Adobe Acrobat PDF Conference logoAGI’s Adobe Acrobat PDF Conference 2007 is a premiere opportunity to get an in-depth perspective on all that PDF has to offer.

Come join former US Vice-President Al Gore, executives from Google, Walt Disney and Adobe, lots and lots of PDF experts and (yes) yours truly, in Orlando, Florida, May 9-10.

Industry professionals will discuss a wide variety of topics in PDF technology and utilization. Some may even advocate paperless PDF files as one significant way to help control global warming!

In addition to joining the ever-popular PDF Power Panel, I will present on Accessible PDF:  From Section 508 to a PDA.

For more information, including how to register, visit www.pdf2007.com

For those who need to take a (little) break from the grind, I’m planning to go diving in central Florida (maybe the springs, maybe the coast) for two days just prior to the conference.  Who will join me!

Are we Connect-ing?

Thursday, March 22nd, 2007

Much touted in the new Acrobat release is “Acrobat Connect“, formerly Macromedia’s Breeze.

By now, I’ve participated in several Connect “sessions” as both presenter and presentee, so I thought I’d offer a few observations.

Connect hasn’t really got anything to do with Acrobat, and I’m really unsure why Connect occupies a prominent place in Acrobat 8.0 at all. Connect is something like WebEx, with some clever interactive tweaks. The polling, chat and status facilities are good, but it’s not a trivial affair, and it’s not really about managing or using documents. It might someday benefit from being pressed into service in the “Acrobat family of products”, but that day isn’t here yet.

In the present incarnation, Connect can’t actually use PDF files except in a desktop-sharing (ie, bandwidth-intensive) mode. This simply serves to highlight the lack of any real connection between Acrobat and Connect, even though Connect is available “with” Acrobat, even allegedly “integrated” into it.
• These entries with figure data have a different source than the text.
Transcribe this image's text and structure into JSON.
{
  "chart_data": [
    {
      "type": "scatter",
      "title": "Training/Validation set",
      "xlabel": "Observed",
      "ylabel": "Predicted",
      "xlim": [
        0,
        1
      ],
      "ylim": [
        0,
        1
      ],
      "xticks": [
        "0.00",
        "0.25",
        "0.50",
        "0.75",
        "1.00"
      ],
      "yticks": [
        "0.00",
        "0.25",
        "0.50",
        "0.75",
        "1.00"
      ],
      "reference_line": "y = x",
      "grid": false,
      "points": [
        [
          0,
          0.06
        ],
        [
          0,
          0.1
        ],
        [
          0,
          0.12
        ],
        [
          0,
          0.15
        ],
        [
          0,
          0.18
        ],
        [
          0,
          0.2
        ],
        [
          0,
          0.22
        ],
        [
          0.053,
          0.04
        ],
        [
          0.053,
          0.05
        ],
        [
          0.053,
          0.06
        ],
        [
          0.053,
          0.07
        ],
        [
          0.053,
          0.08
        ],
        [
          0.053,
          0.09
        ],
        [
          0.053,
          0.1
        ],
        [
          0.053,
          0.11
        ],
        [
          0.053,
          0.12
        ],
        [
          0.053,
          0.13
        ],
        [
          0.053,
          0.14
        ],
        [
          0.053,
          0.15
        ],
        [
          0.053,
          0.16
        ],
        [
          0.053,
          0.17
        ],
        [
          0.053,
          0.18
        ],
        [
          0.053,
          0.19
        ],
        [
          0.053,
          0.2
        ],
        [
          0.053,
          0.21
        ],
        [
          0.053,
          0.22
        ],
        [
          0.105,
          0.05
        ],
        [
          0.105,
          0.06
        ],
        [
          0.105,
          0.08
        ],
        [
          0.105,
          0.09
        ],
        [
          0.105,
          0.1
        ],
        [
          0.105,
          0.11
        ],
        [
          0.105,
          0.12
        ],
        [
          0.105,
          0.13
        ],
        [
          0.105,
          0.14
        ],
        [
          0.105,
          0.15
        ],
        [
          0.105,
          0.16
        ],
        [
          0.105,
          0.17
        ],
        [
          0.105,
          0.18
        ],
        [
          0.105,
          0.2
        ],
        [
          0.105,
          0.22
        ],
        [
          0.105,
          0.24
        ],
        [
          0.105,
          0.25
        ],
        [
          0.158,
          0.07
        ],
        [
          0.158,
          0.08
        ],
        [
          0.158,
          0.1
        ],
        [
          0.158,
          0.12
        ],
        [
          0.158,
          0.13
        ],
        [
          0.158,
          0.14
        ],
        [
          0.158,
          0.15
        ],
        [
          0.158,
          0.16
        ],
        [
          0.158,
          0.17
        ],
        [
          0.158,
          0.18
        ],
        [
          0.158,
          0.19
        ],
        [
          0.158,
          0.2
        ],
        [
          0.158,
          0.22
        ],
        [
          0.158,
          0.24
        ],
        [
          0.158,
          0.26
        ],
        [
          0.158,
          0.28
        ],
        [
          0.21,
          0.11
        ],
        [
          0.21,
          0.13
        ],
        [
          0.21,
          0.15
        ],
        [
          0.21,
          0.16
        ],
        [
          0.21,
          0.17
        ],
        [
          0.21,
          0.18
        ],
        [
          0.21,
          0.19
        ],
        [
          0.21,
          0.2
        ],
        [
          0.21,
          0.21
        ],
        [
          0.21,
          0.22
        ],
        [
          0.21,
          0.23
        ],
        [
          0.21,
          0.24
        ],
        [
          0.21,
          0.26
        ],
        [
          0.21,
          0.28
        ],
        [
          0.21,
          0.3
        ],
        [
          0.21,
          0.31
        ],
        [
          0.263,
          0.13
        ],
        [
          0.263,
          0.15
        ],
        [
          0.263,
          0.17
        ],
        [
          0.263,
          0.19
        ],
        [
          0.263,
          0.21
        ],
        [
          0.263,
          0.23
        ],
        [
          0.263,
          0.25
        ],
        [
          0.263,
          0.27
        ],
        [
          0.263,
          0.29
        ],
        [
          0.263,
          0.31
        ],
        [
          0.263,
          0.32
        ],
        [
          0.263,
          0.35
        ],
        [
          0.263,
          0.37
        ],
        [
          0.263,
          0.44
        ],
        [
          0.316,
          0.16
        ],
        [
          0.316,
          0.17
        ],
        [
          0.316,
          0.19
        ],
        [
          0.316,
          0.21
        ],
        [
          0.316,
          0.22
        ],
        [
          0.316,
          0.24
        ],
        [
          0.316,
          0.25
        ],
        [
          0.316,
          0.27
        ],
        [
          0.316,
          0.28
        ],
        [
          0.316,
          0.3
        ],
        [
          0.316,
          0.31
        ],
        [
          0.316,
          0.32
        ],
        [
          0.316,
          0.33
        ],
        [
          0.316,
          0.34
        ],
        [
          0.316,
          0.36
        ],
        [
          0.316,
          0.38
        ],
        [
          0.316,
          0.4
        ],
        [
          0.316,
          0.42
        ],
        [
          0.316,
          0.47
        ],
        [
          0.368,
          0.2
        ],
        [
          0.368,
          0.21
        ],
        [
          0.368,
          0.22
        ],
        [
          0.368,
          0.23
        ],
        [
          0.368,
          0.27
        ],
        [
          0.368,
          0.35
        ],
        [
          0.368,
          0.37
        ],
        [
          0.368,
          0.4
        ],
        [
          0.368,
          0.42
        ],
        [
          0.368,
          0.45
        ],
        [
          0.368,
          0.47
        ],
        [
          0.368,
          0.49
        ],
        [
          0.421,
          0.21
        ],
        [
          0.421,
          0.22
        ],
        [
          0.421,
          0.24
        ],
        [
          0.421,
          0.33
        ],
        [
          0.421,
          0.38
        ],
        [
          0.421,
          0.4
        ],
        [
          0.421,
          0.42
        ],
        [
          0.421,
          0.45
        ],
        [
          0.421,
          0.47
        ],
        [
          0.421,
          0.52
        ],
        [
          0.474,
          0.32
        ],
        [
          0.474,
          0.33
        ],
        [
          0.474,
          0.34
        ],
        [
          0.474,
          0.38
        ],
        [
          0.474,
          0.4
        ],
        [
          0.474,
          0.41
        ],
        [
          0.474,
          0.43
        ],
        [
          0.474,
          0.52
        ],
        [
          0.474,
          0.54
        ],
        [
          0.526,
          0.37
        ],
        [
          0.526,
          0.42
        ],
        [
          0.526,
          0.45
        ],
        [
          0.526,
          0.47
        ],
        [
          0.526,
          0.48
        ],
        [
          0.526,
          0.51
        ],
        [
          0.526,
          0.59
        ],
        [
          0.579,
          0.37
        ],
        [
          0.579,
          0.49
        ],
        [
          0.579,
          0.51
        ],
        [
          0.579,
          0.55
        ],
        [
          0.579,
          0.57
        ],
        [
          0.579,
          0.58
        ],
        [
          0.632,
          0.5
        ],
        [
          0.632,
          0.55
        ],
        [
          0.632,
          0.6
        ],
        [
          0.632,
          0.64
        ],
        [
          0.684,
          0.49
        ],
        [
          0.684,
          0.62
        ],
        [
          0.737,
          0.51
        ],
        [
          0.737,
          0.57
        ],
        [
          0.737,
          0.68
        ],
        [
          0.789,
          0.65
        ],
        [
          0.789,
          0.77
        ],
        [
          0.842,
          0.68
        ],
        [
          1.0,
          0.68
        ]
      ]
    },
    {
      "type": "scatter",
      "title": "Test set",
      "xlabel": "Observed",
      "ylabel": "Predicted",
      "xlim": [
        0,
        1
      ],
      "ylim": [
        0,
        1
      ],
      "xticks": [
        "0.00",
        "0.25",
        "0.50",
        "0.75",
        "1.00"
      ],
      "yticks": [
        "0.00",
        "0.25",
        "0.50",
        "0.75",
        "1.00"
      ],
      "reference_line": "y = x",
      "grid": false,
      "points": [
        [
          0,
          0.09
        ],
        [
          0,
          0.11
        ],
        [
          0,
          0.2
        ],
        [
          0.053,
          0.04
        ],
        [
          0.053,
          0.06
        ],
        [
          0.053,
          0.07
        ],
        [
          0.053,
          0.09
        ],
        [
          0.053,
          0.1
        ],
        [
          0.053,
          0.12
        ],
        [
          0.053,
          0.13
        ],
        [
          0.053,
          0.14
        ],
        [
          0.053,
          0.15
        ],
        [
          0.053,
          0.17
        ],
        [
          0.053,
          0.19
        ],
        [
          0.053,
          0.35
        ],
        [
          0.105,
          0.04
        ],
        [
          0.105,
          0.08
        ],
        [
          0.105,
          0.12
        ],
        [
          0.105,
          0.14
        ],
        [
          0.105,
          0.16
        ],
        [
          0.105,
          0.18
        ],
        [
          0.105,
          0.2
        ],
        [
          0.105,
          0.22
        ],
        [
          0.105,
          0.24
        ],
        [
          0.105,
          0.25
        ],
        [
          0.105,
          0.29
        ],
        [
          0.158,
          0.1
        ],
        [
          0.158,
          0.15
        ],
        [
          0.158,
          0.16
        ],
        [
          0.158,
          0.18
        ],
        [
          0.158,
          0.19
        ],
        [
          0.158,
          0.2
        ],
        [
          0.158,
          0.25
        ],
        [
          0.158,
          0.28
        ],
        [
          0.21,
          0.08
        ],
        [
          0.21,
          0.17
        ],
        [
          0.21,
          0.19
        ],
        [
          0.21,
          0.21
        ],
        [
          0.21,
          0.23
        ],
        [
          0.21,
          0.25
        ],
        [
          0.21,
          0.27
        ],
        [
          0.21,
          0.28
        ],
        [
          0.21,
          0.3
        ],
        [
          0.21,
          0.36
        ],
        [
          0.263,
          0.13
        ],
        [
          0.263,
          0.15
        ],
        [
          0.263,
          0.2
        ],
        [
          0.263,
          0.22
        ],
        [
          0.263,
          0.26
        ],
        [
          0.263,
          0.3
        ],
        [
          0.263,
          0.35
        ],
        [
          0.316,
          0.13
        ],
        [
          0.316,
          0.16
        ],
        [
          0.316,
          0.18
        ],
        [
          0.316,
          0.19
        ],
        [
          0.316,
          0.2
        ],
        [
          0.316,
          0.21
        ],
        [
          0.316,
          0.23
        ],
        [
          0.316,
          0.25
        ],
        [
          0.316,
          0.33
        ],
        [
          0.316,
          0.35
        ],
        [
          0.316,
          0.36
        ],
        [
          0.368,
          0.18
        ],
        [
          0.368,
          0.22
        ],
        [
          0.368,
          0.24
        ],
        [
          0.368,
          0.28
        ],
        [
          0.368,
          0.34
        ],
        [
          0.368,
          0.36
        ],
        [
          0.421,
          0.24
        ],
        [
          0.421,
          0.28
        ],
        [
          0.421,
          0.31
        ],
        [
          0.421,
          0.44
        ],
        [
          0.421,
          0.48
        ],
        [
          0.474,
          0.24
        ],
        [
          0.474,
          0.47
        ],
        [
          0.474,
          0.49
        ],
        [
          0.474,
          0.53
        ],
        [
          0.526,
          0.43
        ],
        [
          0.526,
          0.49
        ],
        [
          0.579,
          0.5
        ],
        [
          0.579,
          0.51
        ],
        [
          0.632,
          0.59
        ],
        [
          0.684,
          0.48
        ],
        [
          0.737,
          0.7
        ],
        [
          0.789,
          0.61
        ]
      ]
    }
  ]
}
While I have certainly experienced a number of connection issues (especially with the VOIP), I understand this is not the norm. Regardless of my circumstances, in today’s world, one can’t really expect that all users have big or stable pipes, be optimized for VOIP, or have adequate speakers or microphones for their environment. Laptops suffering wireless interference is increasingly common. Adobe recommends that presenters and viewers shut down their other chat, email and other applications to allow Connect to hog the bandwidth, and further, that you shut down the Presenter’s video uplink as well. At what point wouldn’t you rather make a YouTube movie or email a PowerPoint?

Even with the current generation of the software, a carefully planned meeting using the polling, chat and other features, and POTS (Ma Bell) for audio can work well, even for remote users. Connect has real potential to be a useful conferencing system for experienced users enjoying 1st class connectivity. As presently constituted, new and infrequent users are going to stumble and fall to a degree that will deliver poor impressions when they count the most.

While Connect sessions may be easily recorded by the Presenter, disclosure of this fact should be made clear to the end-user, visually and otherwise. The Presenter should not be encumbered with the responsibility of reminding each and every attendee that “this session is being recorded”, especially if the session is interactive.

At least some who check out the Connect “offering” through Acrobat come away confused and/or a tad miffed. The general opinion seems to be that Adobe doesn’t make it clear that Connect is not actually a new feature of Acrobat, but a new service, with it’s own (again, non-trivial) fee structure.

Lastly, my accessibility creds force me to point out that there’s nothing remotely accessible about Connect - it’s a free-flowing Flash interface, and screen-readers aren’t welcome here. This will, in the long term, have to be addressed if this technology is to have a big future in government.

All that aside, I like Connect - right down to the nervous anticipation that comes from wondering if it will all fall apart midflight, or that I’ll lose the thread, or go blind from squinting at the non-resizable copy in the UI. I just wonder if it’s properly co-located with Acrobat.